I have a confession to make: I was approached by the people who brought the case in the high court over the government’s right to trigger Article 50 without a parliamentary vote. They asked me if I’d consider writing an independent opinion to be included in the dossier handed to the justices – and I declined. I can’t actually find the email I sent to them but the general tenor of my refusal was: ça suffit!

Whatever my personal views on the matter, the referendum result was unequivocal, and to attempt a judicially mandated parliamentary overthrow – or even a modulation – of Brexit-means-Brexit, would be to plunge an already fragile polity into still more turmoil. Do I feel small now the action has proved successful? Well, yes – but again: no. My suspicion is that my own confusion mirrors that of many NS readers.

For the record: I was a reluctant Remainer, voting in support of the status quo pretty much on that basis alone: we were already in choppy political waters before 23 June, and while I by no means believed all Brexiteers to be racists and bigots, I was pretty sure every racist and bigot in the land would be voting to leave. Nor was I that surprised when the vote went the other way: you’d have had to have been a very blinkered Briton indeed not to have realised how much opposition there was to mass immigration – and quite how effectively successive demagogues have linked this to the decline in real incomes and the growing gap between the cosmopolitan rich and the parochial poor.

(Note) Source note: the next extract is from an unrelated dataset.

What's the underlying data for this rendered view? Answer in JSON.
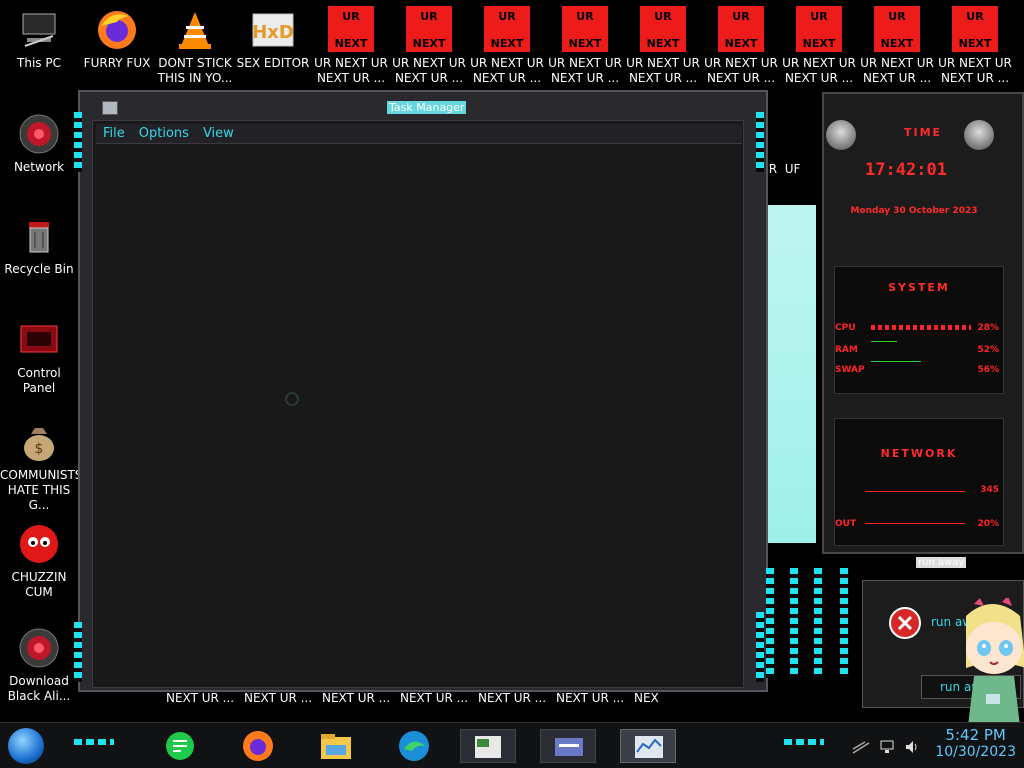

After the result, I comforted myself with these thoughts: the European project was always predicated on the idea of “ever closer union”; and while I, personally, have never had any problem with a European state, to most Britons it has always been anathema. Moreover, the EU is looking increasingly unstable and will very likely fall apart in the next few years; under such circumstances it might well be better to be pissing on the burning tent from the outside rather than going up in flames. And finally: granted that the Social Charter and the incorporation of the European Convention of Human Rights into British law has been seen as an important guarantor of freedom and tolerance, are we so sure we’re incapable of claiming these virtues for our own? Do we really believe Britons to be inherently more illiberal than the French, the Germans, or the Hungarians, for that matter?

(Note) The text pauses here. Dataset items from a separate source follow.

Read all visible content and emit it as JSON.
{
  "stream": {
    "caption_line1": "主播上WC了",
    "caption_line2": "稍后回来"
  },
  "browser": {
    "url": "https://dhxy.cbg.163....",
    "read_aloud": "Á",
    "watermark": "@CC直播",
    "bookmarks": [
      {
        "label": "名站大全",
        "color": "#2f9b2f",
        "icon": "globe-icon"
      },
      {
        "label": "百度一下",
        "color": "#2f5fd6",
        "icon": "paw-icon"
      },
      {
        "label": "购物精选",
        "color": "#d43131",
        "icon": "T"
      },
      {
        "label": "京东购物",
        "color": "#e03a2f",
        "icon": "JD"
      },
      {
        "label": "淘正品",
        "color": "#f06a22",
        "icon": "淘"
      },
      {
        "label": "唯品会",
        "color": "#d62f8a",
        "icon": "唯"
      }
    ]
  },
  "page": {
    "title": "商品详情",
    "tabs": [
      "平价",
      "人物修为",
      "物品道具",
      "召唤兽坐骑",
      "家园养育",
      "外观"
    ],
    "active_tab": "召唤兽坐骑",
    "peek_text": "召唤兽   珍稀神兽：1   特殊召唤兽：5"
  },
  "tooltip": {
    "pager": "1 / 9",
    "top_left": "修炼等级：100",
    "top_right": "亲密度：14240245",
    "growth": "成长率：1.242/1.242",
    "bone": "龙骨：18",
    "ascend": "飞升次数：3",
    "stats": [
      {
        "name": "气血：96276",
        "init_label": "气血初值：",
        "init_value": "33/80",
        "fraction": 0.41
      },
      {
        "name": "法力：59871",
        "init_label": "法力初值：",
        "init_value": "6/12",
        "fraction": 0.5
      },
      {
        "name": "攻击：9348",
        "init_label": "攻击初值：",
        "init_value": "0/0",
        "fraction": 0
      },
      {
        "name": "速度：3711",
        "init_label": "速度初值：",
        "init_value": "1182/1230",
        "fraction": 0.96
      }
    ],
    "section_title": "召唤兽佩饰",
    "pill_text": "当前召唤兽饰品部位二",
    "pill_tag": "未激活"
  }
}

Our constitutional settlement is suffering from a bad bout of indigestion, not only at the macro, international level but at the micro level as well. With the Union of Great Britain and Northern Ireland looking quite as fissiparous as it is, is it any surprise that the invisible ink of our constitution has come under close scrutiny? Judicial impartiality, the exercise of the Queen’s prerogative, the free-floating sense we have of where “our” sovereignty resides – these are all debatable at all times, but the fact does remain that the coalition government never set out the programme under which the Prime Minister now wishes to proceed: there was no explicit abrogation of parliamentary sovereignty in respect of the electorate – and no foreclosure on the possibility of a judicial review of the executive’s power to unilaterally trigger Article 50. Under such circumstances, the high court’s ruling isn’t wilful or obtuse (let alone partisan), simply logical and just. The subsequent upchuck of bilious bigotry from the black bowels of our yellow press was only to be expected.

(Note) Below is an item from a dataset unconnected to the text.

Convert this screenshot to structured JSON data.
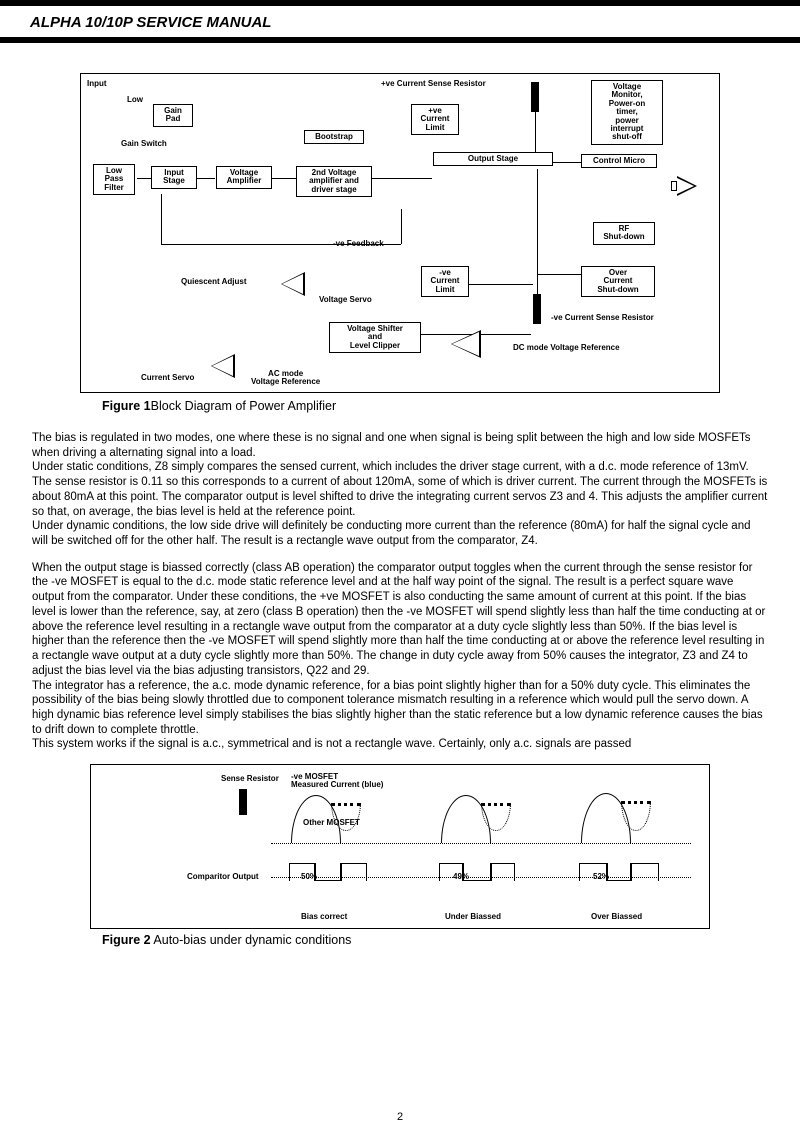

It has been bubbling up ever since the referendum result – but it has always been there; we simply tried to airbrush it out of existence with our talk of “diversity” and “respect”. No one on a low income, with few prospects for betterment, can withstand for too long being told by those much better off to exercise the virtues they need not, except cosmetically. Really, what we left-liberals fear is precisely what John Gray so elegantly limned in last week’s issue. Whether liberals of the right, promoting a New World Order of unrestricted free trade; or those of the left, trumpeting a new world-society in which mass migrations are factored by identity politics – our “project” has hit the buffers. “History,” said Joyce’s Stephen Dedalus, “is a nightmare from which I am trying to awake.” His interlocutor, the bigoted unionist headmaster Mr Deasy, still believes in history as progress towards Augustine’s “City on the Hill”, and in this respect we’re both Deasys and Dedaluses, smelling the astringent coffee even as we bury our heads under the pillow.

We heard this desperate mental diplopia in the statements made in the wake of the high court decision by Theresa May and her ministers. In the Commons debate on Monday, David Davis yet again refused to reveal the government’s “strategy”. Well, it’s ça suffit! in respect of that as well. If this was a government of principled conviction politicians (rather than a motley crew that includes plenty of fence-sitting greasy-pole-shinners), we might be prepared to listen – but with no clarity in respect of the Brexit negotiations, there can be no clarity about the New Britain they will bring into being.

It’s not enough for the Prime Minister to decry the abuse directed toward the judiciary while “even-handedly” trumpeting freedom of the press – nor to claim her government will do more in respect of workers’ rights than recent Labour governments ever did. All this smacks of is tactics – not strategy – and we’ve all had enough of those during this long year of mendacious manoeuvring.

The time has come for Mrs May to write her own independent opinion, setting out with crystal clarity how she sees the way ahead. The impasse Britain finds itself in has been created, in part, by the unforeseen consequences of constitutional tinkering – Blair’s devolution, Miliband’s expansion of the Labour Party membership, Cameron’s referendum – and now there’s no way back to the future.